The board was to decide at Wednesday morning's meeting whether to terminate White's 18-month lease early; the original lease wasn't set to expire until next spring. But in a side room prior to the Board of Estimates meeting, Pratt informed White that her office was granting him more time to right the diner’s finances.
“You will continue to operate, and I encourage you to continue to do everything you said you would to turn this around,” Pratt told him. She said she’s requiring White to provide her with monthly updates.
In its first six months of operations, the diner reported revenue of about $18,900 and expenses of $24,600, according to a progress report provided to the Board of Estimates by the Department of Real Estate, which leases the property and was recommending the lease termination.
In addition to being a traditional diner, it also serves as a culinary-arts youth training program — a requirement for operators of the city-owned property.
Mayor Stephanie Rawlings-Blake said she’s worried that White is saddled with a business model that cannot succeed. She encouraged Pratt to reevaluate the diner’s financial status after three-to-six months.
“This has been a model that hasn’t worked,” Rawlings-Blake said. “At what point are we making a determination that the underlying model is the problem?”
White encouraged board members to visit the diner and patronize the business.

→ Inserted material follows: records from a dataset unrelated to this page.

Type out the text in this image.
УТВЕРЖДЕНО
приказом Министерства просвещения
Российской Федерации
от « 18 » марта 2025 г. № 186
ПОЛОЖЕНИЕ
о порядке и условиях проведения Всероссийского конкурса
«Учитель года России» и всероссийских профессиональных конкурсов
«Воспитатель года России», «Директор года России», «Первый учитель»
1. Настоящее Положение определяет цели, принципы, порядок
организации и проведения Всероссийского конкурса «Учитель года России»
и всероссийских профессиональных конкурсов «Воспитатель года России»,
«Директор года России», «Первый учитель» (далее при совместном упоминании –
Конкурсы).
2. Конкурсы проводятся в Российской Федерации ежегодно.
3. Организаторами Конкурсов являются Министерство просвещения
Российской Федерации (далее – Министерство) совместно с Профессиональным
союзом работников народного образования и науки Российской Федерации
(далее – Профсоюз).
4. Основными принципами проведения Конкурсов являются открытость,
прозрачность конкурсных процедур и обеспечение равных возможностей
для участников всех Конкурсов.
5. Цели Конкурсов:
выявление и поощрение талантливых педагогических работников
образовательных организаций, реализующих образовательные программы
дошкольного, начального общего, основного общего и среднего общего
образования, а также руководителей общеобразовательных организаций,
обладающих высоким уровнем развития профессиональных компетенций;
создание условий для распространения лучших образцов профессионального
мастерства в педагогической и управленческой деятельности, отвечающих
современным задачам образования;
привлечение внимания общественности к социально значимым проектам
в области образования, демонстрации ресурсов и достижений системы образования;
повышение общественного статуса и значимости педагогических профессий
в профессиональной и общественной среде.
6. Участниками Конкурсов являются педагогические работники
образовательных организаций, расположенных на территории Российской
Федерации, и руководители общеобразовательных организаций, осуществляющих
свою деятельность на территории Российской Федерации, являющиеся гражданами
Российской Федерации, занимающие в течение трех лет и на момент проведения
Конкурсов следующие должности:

He said he never conceded that he would abandon the business as was indicated in board documents.
“I never intended on leaving,” White said. “I never agreed to it in writing or otherwise.”
Pratt said she is encouraged that White is seeking grants to fund the diner, and wants to give him an opportunity to succeed. She said she believes the diner is doing a good job in providing job training to young people.
“We want the program to work,” Pratt said. “He needs to pay his bills and he needs to pay his employees if he wants them to show up. The restaurant business is not easy.”